The recommendation is discriminatory  because it targets a particular group  based on age, and the report uses the language of discrimination to justify its recommendation.  The report states: “Though many types of instruction can be of value to students, we believe the ten statutorily permitted instructional areas of adult education are not all of equal  value” (page 21-22).  Yet the report does not say why programs for Older Adults are not of equal value. One is left to infer that it is because the people these programs serve are not of equal value. These people will never contribute to the economic wealth of the state again, so they are worth less. 

The LAO recommends discarding Older Adult programs without examining their value.  Older Adult programs are a low cost and effective way of serving seniors that keeps them healthy and active so they don’t need more expensive state services.  With support from Older Adult programs, many seniors volunteer, becoming positive assets to their communities.  There is some benefit, also, in giving older adults a direct stake in their local school system, since seniors vote in large numbers.  But the LAO report does not consider any of this.

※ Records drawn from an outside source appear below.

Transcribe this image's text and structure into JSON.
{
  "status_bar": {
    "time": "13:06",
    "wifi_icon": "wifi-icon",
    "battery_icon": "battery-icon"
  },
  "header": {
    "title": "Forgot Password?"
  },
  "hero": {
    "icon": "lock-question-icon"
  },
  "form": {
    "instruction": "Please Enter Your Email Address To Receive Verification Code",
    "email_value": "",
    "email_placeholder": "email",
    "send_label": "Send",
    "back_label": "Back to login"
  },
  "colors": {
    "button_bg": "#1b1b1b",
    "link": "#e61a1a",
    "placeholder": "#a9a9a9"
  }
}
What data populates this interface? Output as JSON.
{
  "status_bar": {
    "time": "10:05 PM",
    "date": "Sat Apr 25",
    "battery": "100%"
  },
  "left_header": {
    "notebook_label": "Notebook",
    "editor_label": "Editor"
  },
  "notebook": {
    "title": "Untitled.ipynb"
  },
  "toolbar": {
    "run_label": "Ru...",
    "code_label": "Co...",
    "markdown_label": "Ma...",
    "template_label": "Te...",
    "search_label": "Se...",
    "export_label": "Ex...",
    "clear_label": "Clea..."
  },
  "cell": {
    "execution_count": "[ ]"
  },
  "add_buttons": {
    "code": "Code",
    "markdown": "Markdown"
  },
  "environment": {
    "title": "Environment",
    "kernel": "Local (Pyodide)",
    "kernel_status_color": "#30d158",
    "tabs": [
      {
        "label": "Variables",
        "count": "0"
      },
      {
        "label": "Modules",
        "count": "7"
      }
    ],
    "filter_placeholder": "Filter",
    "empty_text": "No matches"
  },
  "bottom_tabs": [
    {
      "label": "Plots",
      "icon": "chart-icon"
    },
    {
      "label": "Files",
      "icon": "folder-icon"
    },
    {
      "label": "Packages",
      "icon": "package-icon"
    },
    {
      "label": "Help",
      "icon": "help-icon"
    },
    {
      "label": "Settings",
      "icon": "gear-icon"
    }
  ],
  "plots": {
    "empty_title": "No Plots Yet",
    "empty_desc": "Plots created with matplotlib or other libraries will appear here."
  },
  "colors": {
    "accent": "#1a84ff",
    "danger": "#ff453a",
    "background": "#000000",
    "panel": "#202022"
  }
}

The report’s recommendations about adult school funding are excellent. The report recognizes that adult schools and community colleges have separate missions and that adult schools perform equally as well as community colleges when it comes to educating adults.  It recommends that adult schools be funded as a separate categorical program within school district budgets, putting an end to Tier III Flexibility.  It recommends a plan to transition from Tier III flexibility back to categorical funding that will not shock districts that are using at least some adult school funds for other purposes (most of them are doing this).

The report recognizes that the state has put community colleges and adult schools into competition with each other, and recommends reforms to funding that will allow the two systems to collaborate. The report also recommends reforms that will help the two systems share data, such as adopting common course numbers and assessments.  It also recommends improved collection of outcome data for both adult schools and community colleges.

The report’s core recommendations about adult education, and about getting adult schools and community colleges to work together for the benefit of their students, are excellent. However, we should not let the report’s many good features excuse its bad ones.  Hopefully the legislature will enact the best features of this report, and recognizing that the bad ones are discriminatory and counter –productive, ignore them.